Back in February of 2023, Jonas Andrulis, CEO and founder of German startup Aleph Alpha, talked a big game about how offering European clients an alternative to AI products from Big Tech companies was a solid recipe for success.
“There are a lot of strong enterprises and phenomenal people that don’t want to be dependent on Microsoft or Google,” he told Sifted in an interview.
Today, it’s a very different story for the company that’s raised more than $500m from investors in its bid to lead European AI development.
Aleph Alpha has pivoted from training its own large language models (LLMs), and is now developing a “generative AI operating system” to sell to customers. Developing huge models to compete with the likes of OpenAI is, Andrulis has learnt, an expensive business.
“It’s hard to make it make sense economically. It’s not hard to wire a lot of money to Nvidia. Everybody can do that. But it’s hard to build a working business model,” he told the Sifted Summit on Wednesday. “It just doesn’t make economic sense if your business model is just throwing hundreds of millions of dollars at GPUs.”
Tough for startups
Andrulis added that the huge sums of money that Big Tech companies like Google and Microsoft are throwing at GenAI is creating an uneven playing field that’s hard for a startup to succeed in.
“There are strategic interests that are disrupting this market.
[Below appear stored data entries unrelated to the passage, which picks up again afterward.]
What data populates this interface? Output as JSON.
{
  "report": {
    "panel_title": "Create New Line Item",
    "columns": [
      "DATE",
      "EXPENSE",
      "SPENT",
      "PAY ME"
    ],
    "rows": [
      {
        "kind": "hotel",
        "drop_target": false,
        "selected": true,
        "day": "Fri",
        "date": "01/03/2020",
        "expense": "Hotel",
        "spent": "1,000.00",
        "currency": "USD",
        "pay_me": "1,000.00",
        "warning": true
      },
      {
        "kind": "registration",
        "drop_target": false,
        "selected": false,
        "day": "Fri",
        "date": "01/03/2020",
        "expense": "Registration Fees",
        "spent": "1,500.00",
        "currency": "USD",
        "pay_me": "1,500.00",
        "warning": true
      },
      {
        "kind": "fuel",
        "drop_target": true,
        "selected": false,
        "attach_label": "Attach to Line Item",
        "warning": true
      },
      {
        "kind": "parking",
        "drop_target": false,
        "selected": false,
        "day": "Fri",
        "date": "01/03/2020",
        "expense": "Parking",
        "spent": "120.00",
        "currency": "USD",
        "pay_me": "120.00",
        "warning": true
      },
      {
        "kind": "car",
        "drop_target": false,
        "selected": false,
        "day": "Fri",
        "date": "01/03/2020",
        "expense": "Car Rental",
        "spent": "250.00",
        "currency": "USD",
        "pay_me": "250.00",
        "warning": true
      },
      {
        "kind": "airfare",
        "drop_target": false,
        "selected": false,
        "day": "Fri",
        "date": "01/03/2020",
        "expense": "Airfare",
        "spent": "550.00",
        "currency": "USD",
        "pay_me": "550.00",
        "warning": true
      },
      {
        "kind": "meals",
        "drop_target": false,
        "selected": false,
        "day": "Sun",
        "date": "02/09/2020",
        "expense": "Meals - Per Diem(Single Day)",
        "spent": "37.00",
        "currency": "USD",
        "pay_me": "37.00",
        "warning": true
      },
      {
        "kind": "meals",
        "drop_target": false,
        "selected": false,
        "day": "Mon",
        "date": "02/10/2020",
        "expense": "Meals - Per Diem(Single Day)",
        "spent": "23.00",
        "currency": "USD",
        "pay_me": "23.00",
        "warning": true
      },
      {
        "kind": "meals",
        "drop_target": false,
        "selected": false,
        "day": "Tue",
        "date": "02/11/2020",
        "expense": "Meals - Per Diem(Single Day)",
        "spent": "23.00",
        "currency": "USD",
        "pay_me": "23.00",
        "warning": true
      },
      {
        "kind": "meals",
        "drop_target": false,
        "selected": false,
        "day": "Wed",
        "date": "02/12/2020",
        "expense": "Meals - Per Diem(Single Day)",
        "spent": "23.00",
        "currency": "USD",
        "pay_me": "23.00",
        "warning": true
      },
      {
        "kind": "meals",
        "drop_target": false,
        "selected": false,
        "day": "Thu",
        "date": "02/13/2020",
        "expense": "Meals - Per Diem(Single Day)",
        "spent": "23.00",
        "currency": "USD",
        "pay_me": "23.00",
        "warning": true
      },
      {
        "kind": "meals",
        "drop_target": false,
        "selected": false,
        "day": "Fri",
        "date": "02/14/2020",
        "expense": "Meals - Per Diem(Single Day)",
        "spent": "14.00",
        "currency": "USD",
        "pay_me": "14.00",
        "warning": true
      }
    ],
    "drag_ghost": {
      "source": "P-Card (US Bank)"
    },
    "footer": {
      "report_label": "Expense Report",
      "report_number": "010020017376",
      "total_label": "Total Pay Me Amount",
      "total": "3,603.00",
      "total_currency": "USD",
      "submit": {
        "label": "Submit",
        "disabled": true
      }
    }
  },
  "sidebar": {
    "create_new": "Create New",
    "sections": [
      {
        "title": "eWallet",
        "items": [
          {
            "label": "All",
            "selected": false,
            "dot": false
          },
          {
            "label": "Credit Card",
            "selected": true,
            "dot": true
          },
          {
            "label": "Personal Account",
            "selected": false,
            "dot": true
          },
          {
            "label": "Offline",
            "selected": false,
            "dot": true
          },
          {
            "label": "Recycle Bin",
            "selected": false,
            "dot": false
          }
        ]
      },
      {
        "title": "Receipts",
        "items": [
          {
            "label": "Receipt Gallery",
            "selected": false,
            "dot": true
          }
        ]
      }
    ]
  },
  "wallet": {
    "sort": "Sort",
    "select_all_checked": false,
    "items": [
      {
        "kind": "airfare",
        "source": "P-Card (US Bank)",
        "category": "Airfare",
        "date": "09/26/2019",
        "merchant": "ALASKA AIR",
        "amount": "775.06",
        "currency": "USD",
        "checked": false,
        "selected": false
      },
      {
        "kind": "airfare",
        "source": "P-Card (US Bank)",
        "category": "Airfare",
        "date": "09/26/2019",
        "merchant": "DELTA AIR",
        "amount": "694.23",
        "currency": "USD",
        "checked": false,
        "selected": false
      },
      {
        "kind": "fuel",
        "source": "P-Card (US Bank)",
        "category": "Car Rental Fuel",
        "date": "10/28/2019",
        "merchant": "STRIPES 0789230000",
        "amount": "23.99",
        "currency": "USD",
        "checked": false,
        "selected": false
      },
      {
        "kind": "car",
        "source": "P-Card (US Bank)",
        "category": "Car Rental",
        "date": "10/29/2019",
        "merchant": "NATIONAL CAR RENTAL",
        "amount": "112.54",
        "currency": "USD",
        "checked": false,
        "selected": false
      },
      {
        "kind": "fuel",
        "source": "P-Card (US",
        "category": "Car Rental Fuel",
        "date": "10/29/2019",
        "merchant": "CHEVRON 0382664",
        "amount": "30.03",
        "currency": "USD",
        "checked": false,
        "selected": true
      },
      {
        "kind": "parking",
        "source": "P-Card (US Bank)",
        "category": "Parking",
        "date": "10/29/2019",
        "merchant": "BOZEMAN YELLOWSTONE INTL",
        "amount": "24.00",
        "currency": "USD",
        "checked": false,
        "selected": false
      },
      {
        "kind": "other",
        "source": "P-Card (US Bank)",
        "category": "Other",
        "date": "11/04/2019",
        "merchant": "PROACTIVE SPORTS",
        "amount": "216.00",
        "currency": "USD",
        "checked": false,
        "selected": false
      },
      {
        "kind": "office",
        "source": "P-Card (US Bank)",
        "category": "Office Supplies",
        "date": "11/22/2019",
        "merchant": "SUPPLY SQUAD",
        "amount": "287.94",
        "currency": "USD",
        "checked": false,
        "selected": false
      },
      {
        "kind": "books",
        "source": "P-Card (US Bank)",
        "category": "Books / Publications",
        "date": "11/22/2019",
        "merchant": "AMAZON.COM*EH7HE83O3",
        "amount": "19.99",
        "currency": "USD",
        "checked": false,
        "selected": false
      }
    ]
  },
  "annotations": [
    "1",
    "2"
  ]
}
Tech giants aren’t seeing this as a working business model by itself but as a tool to strengthen existing models. They don’t need to get a ROI on LLM investment,” Andrulis said.
The founder recently told Bloomberg that “just having a European LLM is not sufficient as a business model” — and he believes that startups like Paris-based Mistral (which this year raised a €600m round led by General Catalyst) could run into problems after having given away large sums of equity to fund training models.
“They’re certainly very smart people, so if there’s a path I’m sure they’ll find it. The problem is, if by the time you figure it out you have a billion in liquidation preferences on your cap table, that’s a pretty steep uphill battle,” he told the Sifted Summit audience.
Sifted reached out to Mistral for a response, but did not receive a reply before publication.
Raising revenue
Aleph Alpha hasn’t exactly been smashing its own revenue goals: in 2023 it brought in a little under €1m, after targeting €5.5m. So how are its plans to 20x its revenues to €20m in 2024 going?
“I would consider last year as almost pre-revenue. Last year I was 120% busy raising [the round]. There were no multi-year contracts. And right now, not only are we orders of magnitude bigger than that [last year’s revenues], it’s actually multi-year, multi-million contracts,” Andrulis told the Sifted Summit audience, adding that signing up strategic investors in a recent fundraise has helped Aleph Alpha’s commercialisation efforts.
“One of the reasons that we went with Bosch, Schwarz Group and SAP is that we want to be on the side of these enterprises and transform their businesses and having them on the cap table accelerates this process.”